Malgré mon émotion, je ne pus me tenir de sourire.

— Et je dirai tout au señor, poursuivit la camériste, sans s’offusquer de ma fugitive gaieté. La pobre a écrit ceci :

« Une douleur infinie s’est abattue sur moi… Mère Supérieure, accordez-moi l’asile, où personne ne pourra troubler mon désespoir. »

Je demeurai comme étourdi. Au couvent ! Niète au couvent. L’idée seule me révoltait, bien que les causes de ma révolte ne m’apparussent pas clairement.

Concepcion, elle, me regardait dans les yeux.

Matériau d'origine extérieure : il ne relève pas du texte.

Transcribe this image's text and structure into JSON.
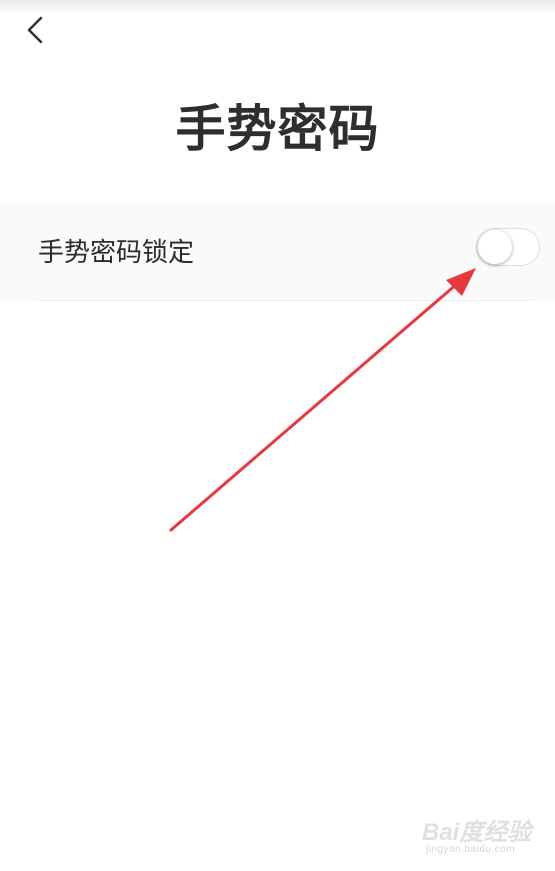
{
  "header": {
    "back_icon": "chevron-left-icon",
    "title": "手势密码"
  },
  "settings": {
    "gesture_lock": {
      "label": "手势密码锁定",
      "enabled": false
    }
  },
  "annotation": {
    "arrow_color": "#e8383d"
  },
  "watermark": {
    "brand_text": "Bai度经验",
    "url": "jingyan.baidu.com"
  },
  "colors": {
    "title_text": "#2e2e2e",
    "row_background": "#fafafa",
    "divider": "#ececec"
  }
}
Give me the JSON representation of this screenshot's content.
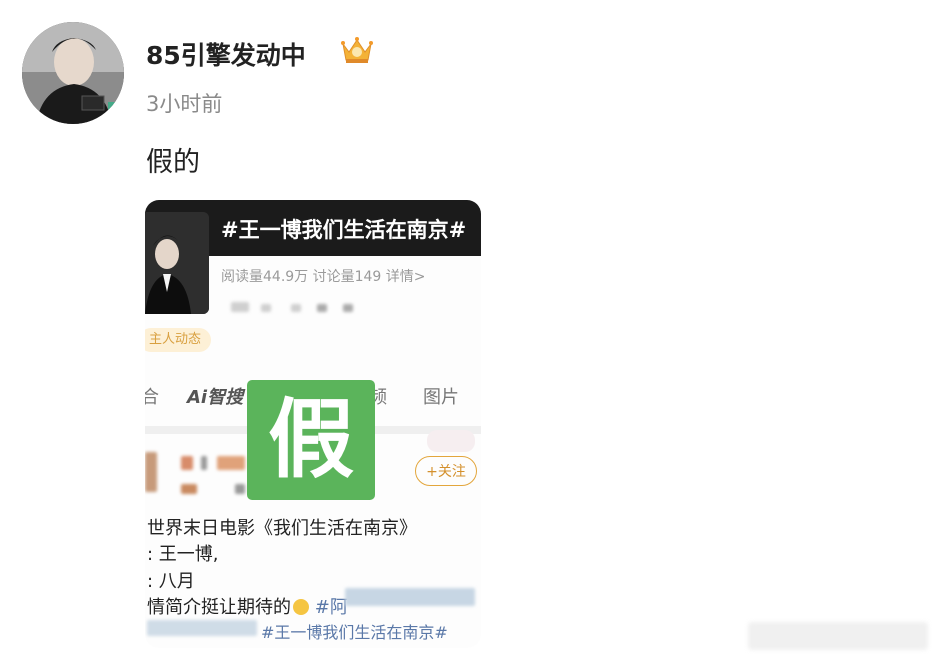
{
  "post": {
    "username": "85引擎发动中",
    "badge_icon": "crown-icon",
    "time": "3小时前",
    "text": "假的"
  },
  "card": {
    "topic_title": "#王一博我们生活在南京#",
    "stats": "阅读量44.9万  讨论量149  详情>",
    "tag_pill": "主人动态",
    "tabs": [
      "合",
      "Ai智搜",
      "频",
      "图片"
    ],
    "overlay_text": "假",
    "follow_label": "+关注",
    "lines": [
      "世界末日电影《我们生活在南京》",
      ": 王一博,",
      ": 八月",
      "情简介挺让期待的"
    ],
    "hashtag_partial": "#阿",
    "bottom_hashtag": "#王一博我们生活在南京#"
  },
  "colors": {
    "overlay_green": "#5bb45b",
    "follow_orange": "#e3a63c",
    "hashtag_blue": "#5a78a8"
  }
}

— Répondez, señor, est-ce qu’une servante dévouée est tenue de porter une pareille lettre. Santa Virgen ! Une señorita riche et jolie comme un cœur, se retirer du monde… Non, non, le ciel n’est point si cruel… Pour remplir les couvents, il y a bien assez de pauvresses et de laiderons.

Sans doute, la réflexion n’était pas d’une parfaite orthodoxie ; mais je passai condamnation, car la question de l’exubérante fille me plongeait dans un abîme d’incertitude.

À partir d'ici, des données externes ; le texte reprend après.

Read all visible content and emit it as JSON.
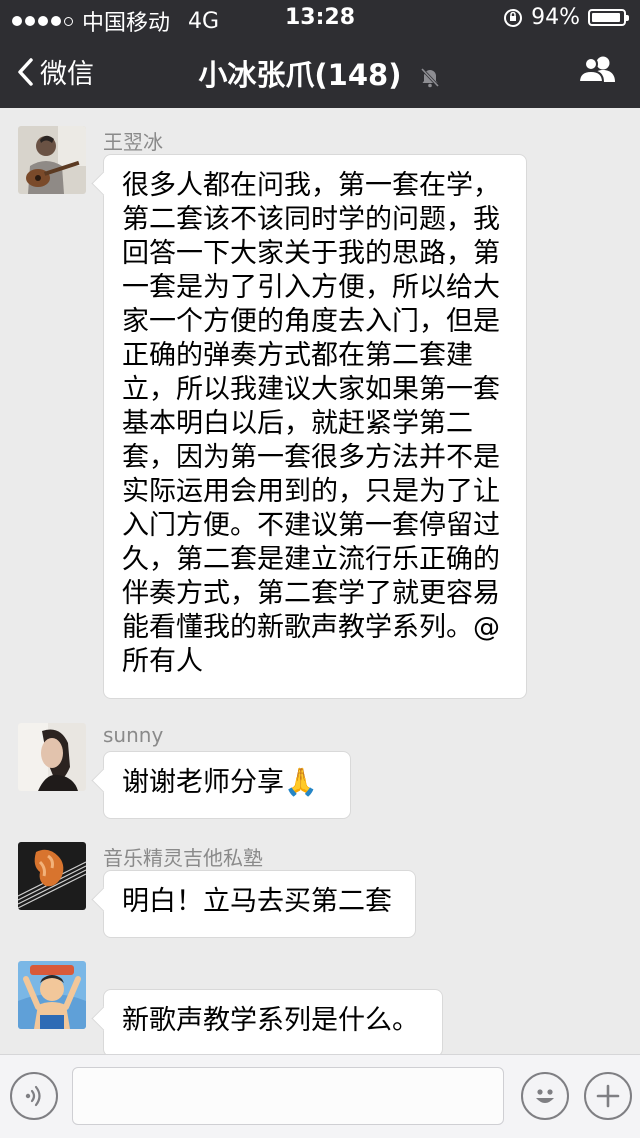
{
  "status_bar": {
    "carrier": "中国移动",
    "network": "4G",
    "time": "13:28",
    "battery": "94%",
    "battery_level": 0.94
  },
  "nav": {
    "back_label": "微信",
    "title": "小冰张爪(148)"
  },
  "messages": [
    {
      "sender": "王翌冰",
      "avatar": "guitar-player-avatar",
      "lines": [
        "很多人都在问我，第一套在学，",
        "第二套该不该同时学的问题，我",
        "回答一下大家关于我的思路，第",
        "一套是为了引入方便，所以给大",
        "家一个方便的角度去入门，但是",
        "正确的弹奏方式都在第二套建",
        "立，所以我建议大家如果第一套",
        "基本明白以后，就赶紧学第二",
        "套，因为第一套很多方法并不是",
        "实际运用会用到的，只是为了让",
        "入门方便。不建议第一套停留过",
        "久，第二套是建立流行乐正确的",
        "伴奏方式，第二套学了就更容易",
        "能看懂我的新歌声教学系列。@",
        "所有人"
      ]
    },
    {
      "sender": "sunny",
      "avatar": "woman-portrait-avatar",
      "lines": [
        "谢谢老师分享🙏"
      ]
    },
    {
      "sender": "音乐精灵吉他私塾",
      "avatar": "guitar-hand-avatar",
      "lines": [
        "明白！立马去买第二套"
      ]
    },
    {
      "sender": "",
      "avatar": "cartoon-character-avatar",
      "lines": [
        "新歌声教学系列是什么。"
      ]
    }
  ],
  "colors": {
    "header_bg": "#2e2e32",
    "chat_bg": "#ebebeb",
    "bubble_bg": "#ffffff",
    "input_bar_bg": "#f4f4f6",
    "sender_text": "#8a8a8a"
  },
  "icons": {
    "back": "chevron-left-icon",
    "mute": "bell-muted-icon",
    "group": "group-members-icon",
    "voice": "voice-icon",
    "emoji": "emoji-icon",
    "more": "plus-icon"
  }
}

Certes non, la señorita ne devait pas s’enfermer en un cloître. À vingt ans, est-ce que l’on renonce à la vie ? Est-ce que l’on renonce à ce que l’on ne connaît pas encore ?

Oui, mais de quel droit m’y opposerais-je ? De quel droit conseillerais-je à Concepcion de confisquer la correspondance confiée à ses soins ?

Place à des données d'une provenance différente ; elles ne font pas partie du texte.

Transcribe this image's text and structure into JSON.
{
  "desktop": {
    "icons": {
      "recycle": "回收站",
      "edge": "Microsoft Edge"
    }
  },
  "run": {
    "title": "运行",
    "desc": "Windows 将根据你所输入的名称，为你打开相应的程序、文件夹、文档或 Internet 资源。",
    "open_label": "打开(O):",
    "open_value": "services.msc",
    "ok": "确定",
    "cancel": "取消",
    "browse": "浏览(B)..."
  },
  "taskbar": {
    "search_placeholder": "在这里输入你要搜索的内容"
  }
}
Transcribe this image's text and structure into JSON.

Comprit-elle ce qui se passait en mon esprit ? Elle m’annonça :

— Oh ! une enveloppe qui peut porter préjudice, c’est sûrement œuvre-pie que de la détruire.

Mais comme je secouais la tête, fidèle malgré tout à la pensée qu’une lettre est chose sacrée, la camériste reprit :

— Alors, pourquoi ne parleriez-vous pas à la señorita ?

— Moi ?

— Vous, señor, évidemment. Vous sauriez lui dire des choses… que je pense bien, moi, mais que je ne sais pas expliquer. Dame, l’école, ça ne dure jamais longtemps pour nous…

Cette fille était endiablée, véritablement.

Voilà qu’elle me jetait dans de nouvelles perplexités.

Parler à la jeune fille… Certes… Mais que lui dirais-je, moi inconnu, dont la démarche ne serait justifiée par rien. Liens de famille, de fréquentation même, faisaient défaut.

Ah ! Concepcion s’embarrassait peu de ces distinctions subtiles provenant de l’éducation.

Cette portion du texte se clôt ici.